To: linux-kernel@vger.kernel.org
Subject: Ptrace hole / Linux 2.2.25
From: Alan Cox
Date: Mon, 17 Mar 2003 11:04:35 -0500 (EST)
Sender: linux-kernel-owner@vger.kernel.org

-----------------------

Vulnerability: CAN-2003-0127

The Linux 2.2 and Linux 2.4 kernels have a flaw in ptrace. This hole allows
local users to obtain full privileges. Remote exploitation of this hole is
not possible. Linux 2.5 is not believed to be vulnerable.

Linux 2.2.25 has been released to correct Linux 2.2. It contains no other
changes. The bug fixes that would have been in 2.2.5pre1 will now appear in
2.2.26pre1. The patch will apply directly to most older 2.2 releases.

A patch for Linux 2.4.20/Linux 2.4.21pre is attached. The patch also
subtly changes the PR_SET_DUMPABLE prctl. We believe this is neccessary and
that it will not affect any software. The functionality change is specific
to unusual debugging situations.

We would like to thank Andrzej Szombierski who found the problem, and
wrote an initial patch. Seth Arnold cleaned up the 2.2 change. Arjan van
de Ven and Ben LaHaise identified additional problems with the original
fix.

Alan

[spinics.net...]
The link is dead right now, now doubt that it's because of high traffic volume.

Looks like it is a local vulnerability, where an unprivileged user could gain root access.

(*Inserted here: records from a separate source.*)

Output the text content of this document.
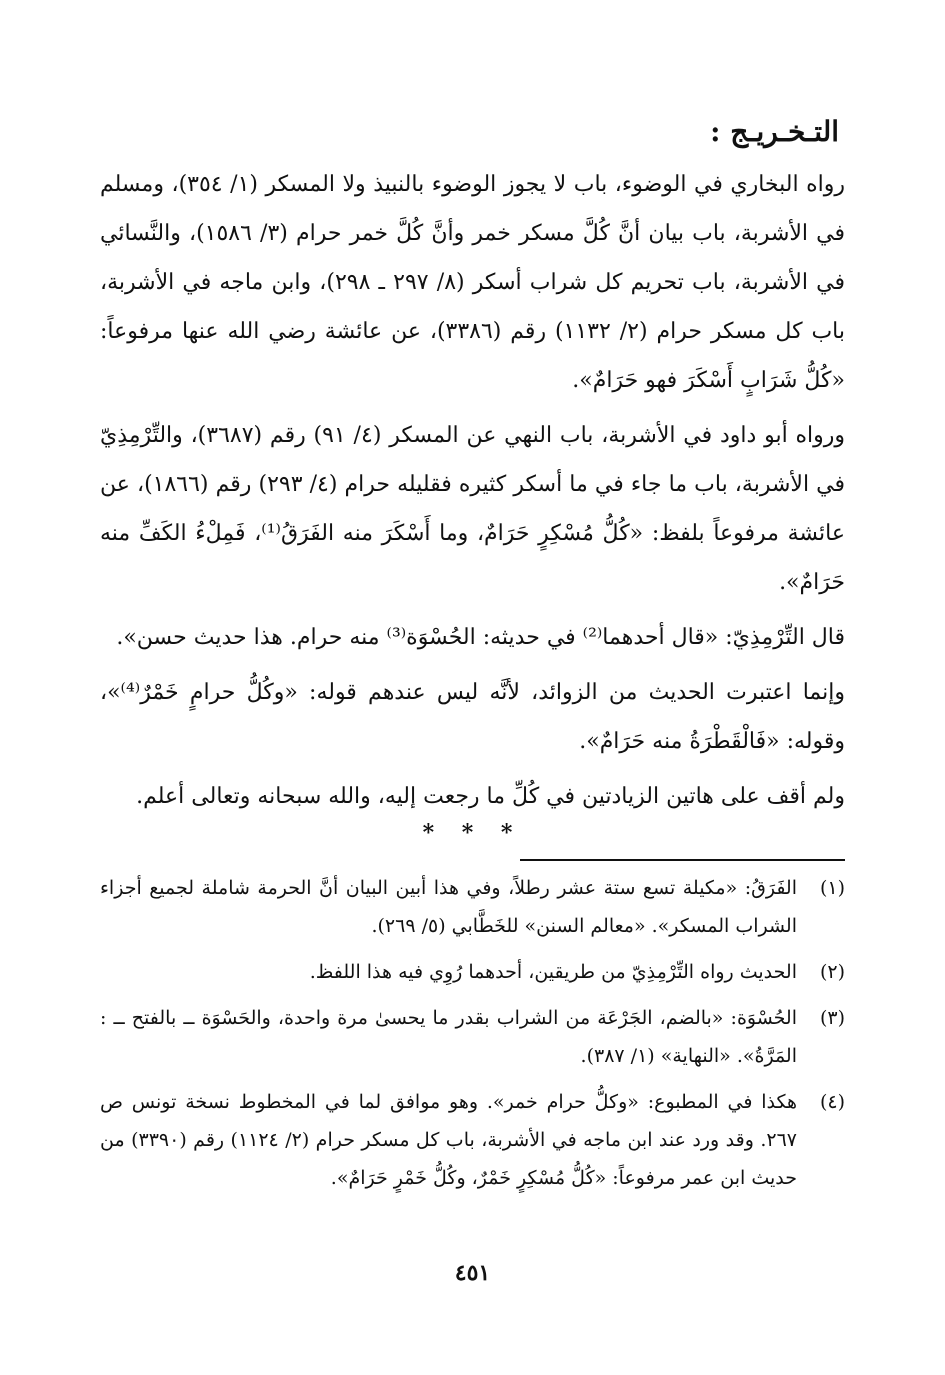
التـخـريـج :
رواه البخاري في الوضوء، باب لا يجوز الوضوء بالنبيذ ولا المسكر (١/ ٣٥٤)، ومسلم في الأشربة، باب بيان أنَّ كُلَّ مسكر خمر وأنَّ كُلَّ خمر حرام (٣/ ١٥٨٦)، والنَّسائي في الأشربة، باب تحريم كل شراب أسكر (٨/ ٢٩٧ ـ ٢٩٨)، وابن ماجه في الأشربة، باب كل مسكر حرام (٢/ ١١٣٢) رقم (٣٣٨٦)، عن عائشة رضي الله عنها مرفوعاً: «كُلُّ شَرَابٍ أَسْكَرَ فهو حَرَامٌ».
ورواه أبو داود في الأشربة، باب النهي عن المسكر (٤/ ٩١) رقم (٣٦٨٧)، والتِّرْمِذِيّ في الأشربة، باب ما جاء في ما أسكر كثيره فقليله حرام (٤/ ٢٩٣) رقم (١٨٦٦)، عن عائشة مرفوعاً بلفظ: «كُلُّ مُسْكِرٍ حَرَامٌ، وما أَسْكَرَ منه الفَرَقُ⁽¹⁾، فَمِلْءُ الكَفِّ منه حَرَامٌ».
قال التِّرْمِذِيّ: «قال أحدهما⁽²⁾ في حديثه: الحُسْوَة⁽³⁾ منه حرام. هذا حديث حسن».
وإنما اعتبرت الحديث من الزوائد، لأنَّه ليس عندهم قوله: «وكُلُّ حرامٍ خَمْرٌ⁽⁴⁾»، وقوله: «فَالْقَطْرَةُ منه حَرَامٌ».
ولم أقف على هاتين الزيادتين في كُلِّ ما رجعت إليه، والله سبحانه وتعالى أعلم.
* * *
(١)
الفَرَقُ: «مكيلة تسع ستة عشر رطلاً، وفي هذا أبين البيان أنَّ الحرمة شاملة لجميع أجزاء الشراب المسكر». «معالم السنن» للخَطَّابي (٥/ ٢٦٩).
(٢)
الحديث رواه التِّرْمِذِيّ من طريقين، أحدهما رُوِي فيه هذا اللفظ.
(٣)
الحُسْوَة: «بالضم، الجَرْعَة من الشراب بقدر ما يحسىٰ مرة واحدة، والحَسْوَة ــ بالفتح ــ : المَرَّةُ». «النهاية» (١/ ٣٨٧).
(٤)
هكذا في المطبوع: «وكلُّ حرام خمر». وهو موافق لما في المخطوط نسخة تونس ص ٢٦٧. وقد ورد عند ابن ماجه في الأشربة، باب كل مسكر حرام (٢/ ١١٢٤) رقم (٣٣٩٠) من حديث ابن عمر مرفوعاً: «كُلُّ مُسْكِرٍ خَمْرٌ، وكُلُّ خَمْرٍ حَرَامٌ».
٤٥١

littleman, the link from slashdot was dead which is why I didnt post it in my original message.

This hole allows local users to obtain full privileges.

Which means that you already need a valid account on the system to take advantage of the problem. No issue at all for machines that just act as web servers etc. without allowing people to login with a shell.

(not that admins shouldn't install the patch anyway, mind you...;))

<paranoid mode> Yeah, well, I'm in a shared server with SSH access, so I've just made a tar -cvf backup.tar . && bzip2 backup.tar just in case... I just hope it's not too late :) </paranoid mode>

<added> LOL, I meant that I downloaded it just after doing it...</added>

[edited by: Duckula at 7:08 pm (utc) on Mar. 19, 2003]

bird, don't go in with that additide on security. if nobody can reach the box because nobody has accounts or their trusted. your services run under accounts if anything running on those services can be exploited a simple entry point is made that could exploit this security issue with ease. it's suggested everyone who runs a box or is running unix for their server bring this to their system administrators attention and ask for them to reply when it is indeed patched, fixed, upgraded, updated and whatnot. :P I love security :) but if your server is anywhere accessable to the net your at risk. :)

Duckula make sure that backup is somewhere not on the server just incase it were to crash or get deleted. I've seen oOoh too many times people doing local backups, doesnt do much good when the servers data disappears :) If ya did offsite backup then you rock!